Fast forward to a few weeks ago, for maybe the fourth or fifth time, I stood outside the Utica community center with local elected officials handing out boxes of food to my neighbors, my elders, my cousins and friends. This COVID-19 moment has returned me to this familiar image. My people lining up for food. The difference, in this moment, are these lines are not filled with farmers and producers. It’s filled with teachers and essential workers, elders and retirees. Our community no longer has a grocery store, so every bag of potatoes, every gallon of milk, every bag of processed chicken nuggets is important. Even more so because now children are at home all day, every day, so the grocery bills are skyrocketing as unemployment benefits and supplementary food programs are being cut.

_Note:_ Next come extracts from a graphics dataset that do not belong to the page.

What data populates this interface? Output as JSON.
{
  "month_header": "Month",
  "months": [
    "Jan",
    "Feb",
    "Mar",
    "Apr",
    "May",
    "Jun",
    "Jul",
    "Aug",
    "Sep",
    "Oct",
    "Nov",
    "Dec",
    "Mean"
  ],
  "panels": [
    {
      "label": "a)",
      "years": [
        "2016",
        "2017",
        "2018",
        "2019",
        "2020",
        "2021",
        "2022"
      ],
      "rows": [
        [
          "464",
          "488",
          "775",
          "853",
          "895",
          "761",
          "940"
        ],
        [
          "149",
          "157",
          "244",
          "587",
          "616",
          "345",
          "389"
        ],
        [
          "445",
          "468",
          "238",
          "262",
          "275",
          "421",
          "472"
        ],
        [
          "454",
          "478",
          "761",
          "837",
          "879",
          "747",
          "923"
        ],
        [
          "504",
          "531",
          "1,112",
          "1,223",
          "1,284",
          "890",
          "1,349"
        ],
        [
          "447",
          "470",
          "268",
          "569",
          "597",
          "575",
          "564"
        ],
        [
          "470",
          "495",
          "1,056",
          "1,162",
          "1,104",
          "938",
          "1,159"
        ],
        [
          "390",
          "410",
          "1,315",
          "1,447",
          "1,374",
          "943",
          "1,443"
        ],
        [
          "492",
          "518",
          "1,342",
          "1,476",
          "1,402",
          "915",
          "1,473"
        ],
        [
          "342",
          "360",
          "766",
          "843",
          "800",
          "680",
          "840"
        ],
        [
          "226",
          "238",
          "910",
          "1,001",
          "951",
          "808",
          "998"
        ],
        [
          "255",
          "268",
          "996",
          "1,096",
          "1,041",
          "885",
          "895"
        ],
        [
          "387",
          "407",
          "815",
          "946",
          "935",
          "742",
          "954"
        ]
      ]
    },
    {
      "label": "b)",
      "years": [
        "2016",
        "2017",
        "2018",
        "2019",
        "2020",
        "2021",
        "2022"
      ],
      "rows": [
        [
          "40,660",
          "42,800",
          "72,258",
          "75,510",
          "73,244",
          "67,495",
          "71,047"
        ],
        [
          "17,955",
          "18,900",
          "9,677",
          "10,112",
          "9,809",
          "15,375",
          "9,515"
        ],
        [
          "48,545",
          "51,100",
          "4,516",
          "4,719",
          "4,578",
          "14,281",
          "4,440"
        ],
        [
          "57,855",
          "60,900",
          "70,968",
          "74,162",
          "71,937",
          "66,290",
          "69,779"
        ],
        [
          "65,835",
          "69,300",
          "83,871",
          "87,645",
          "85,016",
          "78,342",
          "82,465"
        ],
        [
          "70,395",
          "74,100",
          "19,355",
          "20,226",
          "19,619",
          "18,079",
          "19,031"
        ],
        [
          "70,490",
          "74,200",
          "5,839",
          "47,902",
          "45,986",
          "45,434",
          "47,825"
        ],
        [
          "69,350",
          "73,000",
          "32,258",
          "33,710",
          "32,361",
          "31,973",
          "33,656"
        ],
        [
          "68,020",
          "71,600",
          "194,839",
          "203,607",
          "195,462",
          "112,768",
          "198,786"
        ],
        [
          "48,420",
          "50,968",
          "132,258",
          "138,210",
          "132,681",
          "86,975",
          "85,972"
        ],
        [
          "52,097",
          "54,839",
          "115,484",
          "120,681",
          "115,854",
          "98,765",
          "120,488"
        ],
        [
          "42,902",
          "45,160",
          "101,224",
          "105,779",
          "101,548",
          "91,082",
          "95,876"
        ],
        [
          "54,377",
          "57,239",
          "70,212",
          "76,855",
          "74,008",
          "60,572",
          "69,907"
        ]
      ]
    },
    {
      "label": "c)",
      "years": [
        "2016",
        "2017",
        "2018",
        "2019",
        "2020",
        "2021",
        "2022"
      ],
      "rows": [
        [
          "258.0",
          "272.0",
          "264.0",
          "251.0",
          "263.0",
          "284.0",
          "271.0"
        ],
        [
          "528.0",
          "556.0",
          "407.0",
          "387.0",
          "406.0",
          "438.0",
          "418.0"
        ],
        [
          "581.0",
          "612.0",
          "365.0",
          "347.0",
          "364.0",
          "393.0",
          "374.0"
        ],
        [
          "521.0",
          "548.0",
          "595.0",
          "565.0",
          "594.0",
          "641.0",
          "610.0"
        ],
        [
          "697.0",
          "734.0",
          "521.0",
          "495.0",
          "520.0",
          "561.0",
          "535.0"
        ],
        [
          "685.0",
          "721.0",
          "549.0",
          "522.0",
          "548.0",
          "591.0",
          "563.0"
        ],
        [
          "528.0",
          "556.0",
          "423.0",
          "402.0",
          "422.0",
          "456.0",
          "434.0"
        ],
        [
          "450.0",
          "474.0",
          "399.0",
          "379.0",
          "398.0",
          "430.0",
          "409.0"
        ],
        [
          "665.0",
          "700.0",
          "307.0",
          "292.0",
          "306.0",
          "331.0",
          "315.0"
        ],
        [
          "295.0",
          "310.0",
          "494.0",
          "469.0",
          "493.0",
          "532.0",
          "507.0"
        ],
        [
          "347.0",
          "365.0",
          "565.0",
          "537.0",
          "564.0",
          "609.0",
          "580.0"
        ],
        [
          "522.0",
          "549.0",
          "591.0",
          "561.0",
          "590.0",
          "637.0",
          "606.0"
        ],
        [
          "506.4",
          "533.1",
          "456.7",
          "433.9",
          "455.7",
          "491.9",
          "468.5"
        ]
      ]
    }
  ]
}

As Mississippi makes national news for being the epicenter of a global pandemic with a positive test rate of 23%, we can’t help but recognize the way this virus is ravaging Black bodies. Those with underlying conditions of hypertension, obesity, and diabetes are taking this pandemic on the chin, as our people are hospitalized and die at a disproportionate rate than our white counterparts. Years of food with insufficient nutritional value, coupled with food policies that have crippled Black farm production, has once again placed our lives on the frontline of yet another national tragedy.
This image of my community lining up to receive boxes of subsidized food was not an image I was interested in witnessing again. But it does have its uses. I want to make this image a reminder of what is possible in this moment, a transition from a community of consumers to a community of producers. This letter is an open invitation for my community and every community to take control of the food production needed to keep people fed, healthy and cared for. We have the land. We have the knowledge. I pray we have the will! Our lives literally depend on it.